I have two ArrayList<ArrayList<String>>'s thant are the same size. The following code checks to see if the corresponding ArrayLists have any elements that are equal. If they do, they are both shuffled and the program rechecks and repeats.
boolean b=true;
int counter=0;
while(b==true)
{
for(int i=0; i<arraylist1.size(); i++)
{
for(int j=0; j<arraylist2.size(); j++)
{
for(String s1: arraylist1.get(i))
{
for(String s2: arraylist2.get(j))
{
if(s1.equals(s2))
{
counter++;
}
}
}
}
}
if(counter==0)
{
b=false;
}
else
{
long random = System.nanoTime();
Collections.shuffle(arraylist1, new Random(random));
long random2 = System.nanoTime();
Collections.shuffle(arraylist2, new Random(random2));
counter=0;
}
}
What I know the problem is NOT: I know it is NOT the case that the two ArrayLists must have corresponding ArrayLists with the same element (i.e., there IS a shuffling of the ArrayLists such that all corresponding ArrayLists will have different elements). I also know it's not computational time.

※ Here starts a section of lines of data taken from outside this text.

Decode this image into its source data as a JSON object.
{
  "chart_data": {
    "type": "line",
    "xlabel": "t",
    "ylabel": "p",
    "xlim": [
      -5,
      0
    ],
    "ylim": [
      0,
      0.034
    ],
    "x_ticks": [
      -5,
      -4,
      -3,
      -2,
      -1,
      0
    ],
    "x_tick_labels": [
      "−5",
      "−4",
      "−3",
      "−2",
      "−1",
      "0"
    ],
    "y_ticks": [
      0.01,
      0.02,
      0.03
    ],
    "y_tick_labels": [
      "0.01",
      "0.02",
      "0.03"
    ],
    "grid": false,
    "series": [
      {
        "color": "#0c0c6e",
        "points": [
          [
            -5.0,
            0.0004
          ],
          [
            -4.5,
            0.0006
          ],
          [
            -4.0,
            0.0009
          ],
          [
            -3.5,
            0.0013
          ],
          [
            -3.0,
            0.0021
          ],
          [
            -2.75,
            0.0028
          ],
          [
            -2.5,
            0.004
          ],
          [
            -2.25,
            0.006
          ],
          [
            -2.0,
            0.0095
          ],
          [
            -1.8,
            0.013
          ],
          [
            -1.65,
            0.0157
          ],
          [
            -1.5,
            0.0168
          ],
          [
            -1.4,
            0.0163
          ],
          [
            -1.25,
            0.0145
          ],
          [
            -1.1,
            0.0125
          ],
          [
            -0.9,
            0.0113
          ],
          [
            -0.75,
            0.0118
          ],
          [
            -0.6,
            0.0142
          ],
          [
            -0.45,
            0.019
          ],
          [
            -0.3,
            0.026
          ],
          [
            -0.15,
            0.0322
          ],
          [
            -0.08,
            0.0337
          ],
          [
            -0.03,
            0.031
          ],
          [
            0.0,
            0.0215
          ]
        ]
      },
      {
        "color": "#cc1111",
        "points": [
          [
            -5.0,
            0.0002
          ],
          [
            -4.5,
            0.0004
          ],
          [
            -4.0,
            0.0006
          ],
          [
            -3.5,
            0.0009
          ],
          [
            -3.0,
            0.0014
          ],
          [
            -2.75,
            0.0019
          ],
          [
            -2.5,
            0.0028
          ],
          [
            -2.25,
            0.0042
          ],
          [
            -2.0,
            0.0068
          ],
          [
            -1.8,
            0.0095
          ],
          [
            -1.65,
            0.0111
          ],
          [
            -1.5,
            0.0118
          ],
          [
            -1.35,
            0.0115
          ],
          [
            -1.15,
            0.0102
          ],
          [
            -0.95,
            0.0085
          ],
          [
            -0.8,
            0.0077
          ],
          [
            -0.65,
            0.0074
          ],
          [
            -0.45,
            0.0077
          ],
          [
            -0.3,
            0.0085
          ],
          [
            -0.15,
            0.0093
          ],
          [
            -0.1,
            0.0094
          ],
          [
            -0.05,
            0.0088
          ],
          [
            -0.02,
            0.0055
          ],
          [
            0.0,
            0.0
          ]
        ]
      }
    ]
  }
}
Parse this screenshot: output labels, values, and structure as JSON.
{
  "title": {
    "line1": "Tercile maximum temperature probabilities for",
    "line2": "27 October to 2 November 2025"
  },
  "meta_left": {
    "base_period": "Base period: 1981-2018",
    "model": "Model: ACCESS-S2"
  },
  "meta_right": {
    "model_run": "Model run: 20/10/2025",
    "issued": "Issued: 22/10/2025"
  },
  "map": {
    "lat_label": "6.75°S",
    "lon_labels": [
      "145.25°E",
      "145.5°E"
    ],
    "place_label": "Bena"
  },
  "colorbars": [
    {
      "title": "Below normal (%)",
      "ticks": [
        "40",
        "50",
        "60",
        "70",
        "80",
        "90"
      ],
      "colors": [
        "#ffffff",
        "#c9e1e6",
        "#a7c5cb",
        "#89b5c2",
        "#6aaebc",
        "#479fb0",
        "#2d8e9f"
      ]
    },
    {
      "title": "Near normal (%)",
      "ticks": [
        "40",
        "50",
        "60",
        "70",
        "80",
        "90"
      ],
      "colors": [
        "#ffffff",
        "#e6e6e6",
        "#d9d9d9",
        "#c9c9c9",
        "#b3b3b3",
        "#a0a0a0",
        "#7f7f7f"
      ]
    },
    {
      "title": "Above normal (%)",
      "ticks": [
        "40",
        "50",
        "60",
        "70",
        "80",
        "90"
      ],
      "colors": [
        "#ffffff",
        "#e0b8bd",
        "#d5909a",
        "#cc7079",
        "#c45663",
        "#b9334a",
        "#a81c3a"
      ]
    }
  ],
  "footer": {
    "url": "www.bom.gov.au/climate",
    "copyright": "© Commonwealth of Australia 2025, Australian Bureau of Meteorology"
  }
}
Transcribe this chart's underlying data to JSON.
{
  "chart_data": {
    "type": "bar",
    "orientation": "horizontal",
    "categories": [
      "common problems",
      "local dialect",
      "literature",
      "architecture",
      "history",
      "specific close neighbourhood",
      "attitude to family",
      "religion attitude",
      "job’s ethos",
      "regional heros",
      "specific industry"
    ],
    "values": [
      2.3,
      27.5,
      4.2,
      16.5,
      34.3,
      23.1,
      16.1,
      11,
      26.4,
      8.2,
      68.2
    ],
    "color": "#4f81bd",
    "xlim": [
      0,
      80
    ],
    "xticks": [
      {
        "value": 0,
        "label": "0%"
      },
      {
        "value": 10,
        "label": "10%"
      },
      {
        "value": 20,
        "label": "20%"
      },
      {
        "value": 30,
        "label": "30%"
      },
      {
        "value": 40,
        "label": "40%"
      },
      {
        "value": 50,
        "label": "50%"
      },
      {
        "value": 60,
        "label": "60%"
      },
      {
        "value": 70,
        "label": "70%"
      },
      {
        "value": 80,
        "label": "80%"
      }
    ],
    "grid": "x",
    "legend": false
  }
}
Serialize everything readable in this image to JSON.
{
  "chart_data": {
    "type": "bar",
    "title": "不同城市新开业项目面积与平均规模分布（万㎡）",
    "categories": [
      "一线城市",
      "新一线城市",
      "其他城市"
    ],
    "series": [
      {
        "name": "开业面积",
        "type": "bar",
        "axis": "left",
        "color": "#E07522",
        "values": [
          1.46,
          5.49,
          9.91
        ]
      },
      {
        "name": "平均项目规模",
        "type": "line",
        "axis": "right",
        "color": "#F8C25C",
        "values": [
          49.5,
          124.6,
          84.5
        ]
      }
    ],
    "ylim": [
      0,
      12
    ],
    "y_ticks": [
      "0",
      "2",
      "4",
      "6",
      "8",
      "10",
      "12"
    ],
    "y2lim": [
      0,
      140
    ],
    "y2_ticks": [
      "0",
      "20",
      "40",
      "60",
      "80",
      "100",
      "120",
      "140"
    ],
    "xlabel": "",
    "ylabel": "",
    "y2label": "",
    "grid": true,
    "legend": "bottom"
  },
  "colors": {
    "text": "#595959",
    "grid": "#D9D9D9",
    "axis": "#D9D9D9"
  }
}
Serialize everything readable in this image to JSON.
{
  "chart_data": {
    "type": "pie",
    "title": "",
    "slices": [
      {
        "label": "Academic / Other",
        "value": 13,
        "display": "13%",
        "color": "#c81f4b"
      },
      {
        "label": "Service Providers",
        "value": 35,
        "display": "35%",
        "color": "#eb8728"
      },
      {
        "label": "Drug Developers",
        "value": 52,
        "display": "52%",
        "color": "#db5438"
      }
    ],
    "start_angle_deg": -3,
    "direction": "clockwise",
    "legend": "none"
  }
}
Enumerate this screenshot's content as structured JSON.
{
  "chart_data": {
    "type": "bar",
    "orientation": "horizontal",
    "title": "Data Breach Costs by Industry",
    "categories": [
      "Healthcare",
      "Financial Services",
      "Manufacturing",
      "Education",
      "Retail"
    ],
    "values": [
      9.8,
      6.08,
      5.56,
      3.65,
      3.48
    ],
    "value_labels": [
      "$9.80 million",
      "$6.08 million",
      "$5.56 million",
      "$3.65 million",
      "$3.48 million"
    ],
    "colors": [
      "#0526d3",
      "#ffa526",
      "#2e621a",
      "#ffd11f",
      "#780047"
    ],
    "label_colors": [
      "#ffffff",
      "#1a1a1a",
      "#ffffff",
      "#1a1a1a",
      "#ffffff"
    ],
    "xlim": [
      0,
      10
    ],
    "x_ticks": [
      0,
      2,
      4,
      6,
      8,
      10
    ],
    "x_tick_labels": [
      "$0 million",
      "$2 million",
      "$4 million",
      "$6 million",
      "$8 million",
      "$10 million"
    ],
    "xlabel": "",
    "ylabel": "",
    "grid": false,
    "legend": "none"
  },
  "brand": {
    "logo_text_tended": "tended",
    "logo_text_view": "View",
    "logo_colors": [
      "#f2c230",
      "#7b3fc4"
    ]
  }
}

What I think the problem may be: I think there is something inherently "unrandom" with the shuffling method I call, but honestly, I have no idea why this is not working. In fact, when I do this program with the code b=false at the end (to take me out of the loop no matter what and see how arraylist1 and arraylist2 compare) the ArrayLists are most of the time (correspondingly) different! Yet the program ALWAYS runs into an infinite loop despite this!